Flag carrier's new 10-year plan envisions more passengers flying through Helsinki
Finnair is planning more dramatic expansion of its Asian network as part of a new 10-year strategic plan.
The oneworld carrier unveiled in mid-October its "vision 2017", which predicts a more than 100% increase in passenger traffic from nine to 20 million annual passengers, driven by more new Asian services. Back in 2001 Finnair's long-haul network included only three widebodies and four Asian destinations. Today it has grown to 10 Asian destinations and 10 widebodies and Asia-Europe traffic accounts for about half of the carrier's revenue stream.
"We will take advantage of Helsinki's geographical location"
Chief executive, Finnair
Finnair plans to add its 11th Asian destination, Seoul, next June and is in talks with several more Asian airports. "Our goal is to open one to two Asian destinations yearly," says Finnair director of international relations Sverker Skogberg.

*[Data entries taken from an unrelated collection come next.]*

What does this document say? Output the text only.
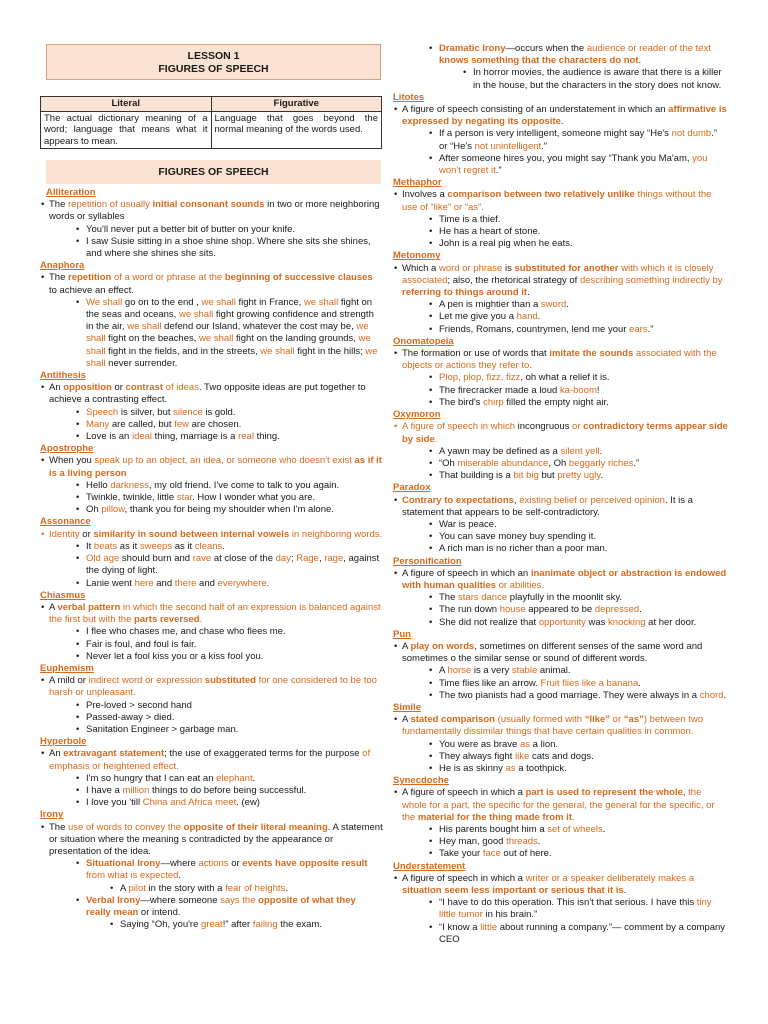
LESSON 1
FIGURES OF SPEECH
Literal	Figurative
The actual dictionary meaning of a word; language that means what it appears to mean.	Language that goes beyond the normal meaning of the words used.
FIGURES OF SPEECH
Alliteration
• The repetition of usually initial consonant sounds in two or more neighboring words or syllables
• You'll never put a better bit of butter on your knife.
• I saw Susie sitting in a shoe shine shop. Where she sits she shines, and where she shines she sits.
Anaphora
• The repetition of a word or phrase at the beginning of successive clauses to achieve an effect.
• We shall go on to the end , we shall fight in France, we shall fight on the seas and oceans, we shall fight growing confidence and strength in the air, we shall defend our Island, whatever the cost may be, we shall fight on the beaches, we shall fight on the landing grounds, we shall fight in the fields, and in the streets, we shall fight in the hills; we shall never surrender.
Antithesis
• An opposition or contrast of ideas. Two opposite ideas are put together to achieve a contrasting effect.
• Speech is silver, but silence is gold.
• Many are called, but few are chosen.
• Love is an ideal thing, marriage is a real thing.
Apostrophe
• When you speak up to an object, an idea, or someone who doesn't exist as if it is a living person
• Hello darkness, my old friend. I've come to talk to you again.
• Twinkle, twinkle, little star. How I wonder what you are.
• Oh pillow, thank you for being my shoulder when I'm alone.
Assonance
• Identity or similarity in sound between internal vowels in neighboring words.
• It beats as it sweeps as it cleans.
• Old age should burn and rave at close of the day; Rage, rage, against the dying of light.
• Lanie went here and there and everywhere.
Chiasmus
• A verbal pattern in which the second half of an expression is balanced against the first but with the parts reversed.
• I flee who chases me, and chase who flees me.
• Fair is foul, and foul is fair.
• Never let a fool kiss you or a kiss fool you.
Euphemism
• A mild or indirect word or expression substituted for one considered to be too harsh or unpleasant.
• Pre-loved > second hand
• Passed-away > died.
• Sanitation Engineer > garbage man.
Hyperbole
• An extravagant statement; the use of exaggerated terms for the purpose of emphasis or heightened effect.
• I'm so hungry that I can eat an elephant.
• I have a million things to do before being successful.
• I love you 'till China and Africa meet. (ew)
Irony
• The use of words to convey the opposite of their literal meaning. A statement or situation where the meaning s contradicted by the appearance or presentation of the idea.
• Situational Irony—where actions or events have opposite result from what is expected.
• A pilot in the story with a fear of heights.
• Verbal Irony—where someone says the opposite of what they really mean or intend.
• Saying “Oh, you're great!” after failing the exam.
• Dramatic Irony—occurs when the audience or reader of the text knows something that the characters do not.
• In horror movies, the audience is aware that there is a killer in the house, but the characters in the story does not know.
Litotes
• A figure of speech consisting of an understatement in which an affirmative is expressed by negating its opposite.
• If a person is very intelligent, someone might say “He's not dumb.” or “He's not unintelligent.”
• After someone hires you, you might say “Thank you Ma'am, you won't regret it.”
Methaphor
• Involves a comparison between two relatively unlike things without the use of “like” or “as”.
• Time is a thief.
• He has a heart of stone.
• John is a real pig when he eats.
Metonomy
• Which a word or phrase is substituted for another with which it is closely associated; also, the rhetorical strategy of describing something indirectly by referring to things around it.
• A pen is mightier than a sword.
• Let me give you a hand.
• Friends, Romans, countrymen, lend me your ears.”
Onomatopeia
• The formation or use of words that imitate the sounds associated with the objects or actions they refer to.
• Plop, plop, fizz, fizz, oh what a relief it is.
• The firecracker made a loud ka-boom!
• The bird's chirp filled the empty night air.
Oxymoron
• A figure of speech in which incongruous or contradictory terms appear side by side.
• A yawn may be defined as a silent yell.
• “Oh miserable abundance, Oh beggarly riches.”
• That building is a bit big but pretty ugly.
Paradox
• Contrary to expectations, existing belief or perceived opinion. It is a statement that appears to be self-contradictory.
• War is peace.
• You can save money buy spending it.
• A rich man is no richer than a poor man.
Personification
• A figure of speech in which an inanimate object or abstraction is endowed with human qualities or abilities.
• The stars dance playfully in the moonlit sky.
• The run down house appeared to be depressed.
• She did not realize that opportunity was knocking at her door.
Pun
• A play on words, sometimes on different senses of the same word and sometimes o the similar sense or sound of different words.
• A horse is a very stable animal.
• Time flies like an arrow. Fruit flies like a banana.
• The two pianists had a good marriage. They were always in a chord.
Simile
• A stated comparison (usually formed with “like” or “as”) between two fundamentally dissimilar things that have certain qualities in common.
• You were as brave as a lion.
• They always fight like cats and dogs.
• He is as skinny as a toothpick.
Synecdoche
• A figure of speech in which a part is used to represent the whole, the whole for a part, the specific for the general, the general for the specific, or the material for the thing made from it.
• His parents bought him a set of wheels.
• Hey man, good threads.
• Take your face out of here.
Understatement
• A figure of speech in which a writer or a speaker deliberately makes a situation seem less important or serious that it is.
• “I have to do this operation. This isn't that serious. I have this tiny little tumor in his brain.”
• “I know a little about running a company.”— comment by a company CEO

Finnair is not shy about playing the environment card and will promote its Asia-Europe connections as "most eco-efficient" because travelling through Finnish airspace offers the most direct route for many Asia-Europe city pairs. "The customers can already now make environmentally friendly decisions. The cornerstones of Finnair's environmental operations are a modern, low-emission fleet and the shortest routes," Hienonen says.
He adds Finnair is also working with Helsinki-Vantaa operator Finavia to expand and improve the airport to make travelling through Helsinki less complicated and more convenient than other European hubs.
Finnair in recent years has been growing its Asian traffic at an annual clip exceeding 20%, far outstripping the annual 6% growth rate in the Asia-Europe market. But its Asia-Europe market share, based on ASKs, is still only 2.2% (see chart). The carrier is confident this can be improved and to make this happen it plans to double its widebody fleet to 20 aircraft over the next decade. Finnair says it will invest almost €2 billion ($2.8 billion) on the expansion and hire 200 additional employees per year.
While most of the growth will be to Asia, Finnair also plans to expand its North American network. Currently it only serves New York but more routes may be opened, especially as Finnair expands its Indian network beyond Delhi and Mumbai. It says it can "open the fastest connections between North America and India because Finland is situated along the shortest route".
Finnair also plans to capitalise on Helsinki's proximity to Russia. The carrier plans to launch a new leisure product to meet the demand of Russia's fast-growing middle class and increase its flights to Moscow and St Petersburg, as well as open new routes to other Russian cities. A restrictive bilateral now prevents Finnair from expanding its Russian services but Hienonen "believes that sooner or later Russia's air traffic markets will open up".
The carrier is also now lobbying the Russian government to reduce its over-flight fees. Skokberg says Finnair now pays about €25 million per year in Russian over-flight fees and the high cost of over-flying Russia has slowed its expansion to North Asia. Russia also charges extra for flights that carry the codes of non-operating carriers and Skokberg says this has kept Finnair from adding codeshares. For example, Finnair currently does not codeshare with oneworld partners Cathay Pacific or Japan Airlines on its Asian flights because the extra revenues fail to offset the extra over-flight costs. "I've been dealing with Russian matters for five years and it's very tough," he says.
Finnair must also overcome increasing competition from rival SAS, which has just launched flights from Stockholm to Bangkok and will add a Stockholm-Beijing service in April. Most Swedes now flying to Asia go via Helsinki rather than backtrack through Copenhagen on SAS. In fact, Skokberg says, on an average flight from Helsinki to Asia, 20% of the passengers are from Sweden, matching the 20% which are from Finland. "Competition will be tougher," he says. "But we've been waiting for SAS to do something like this. We still trust the brand that we've built up."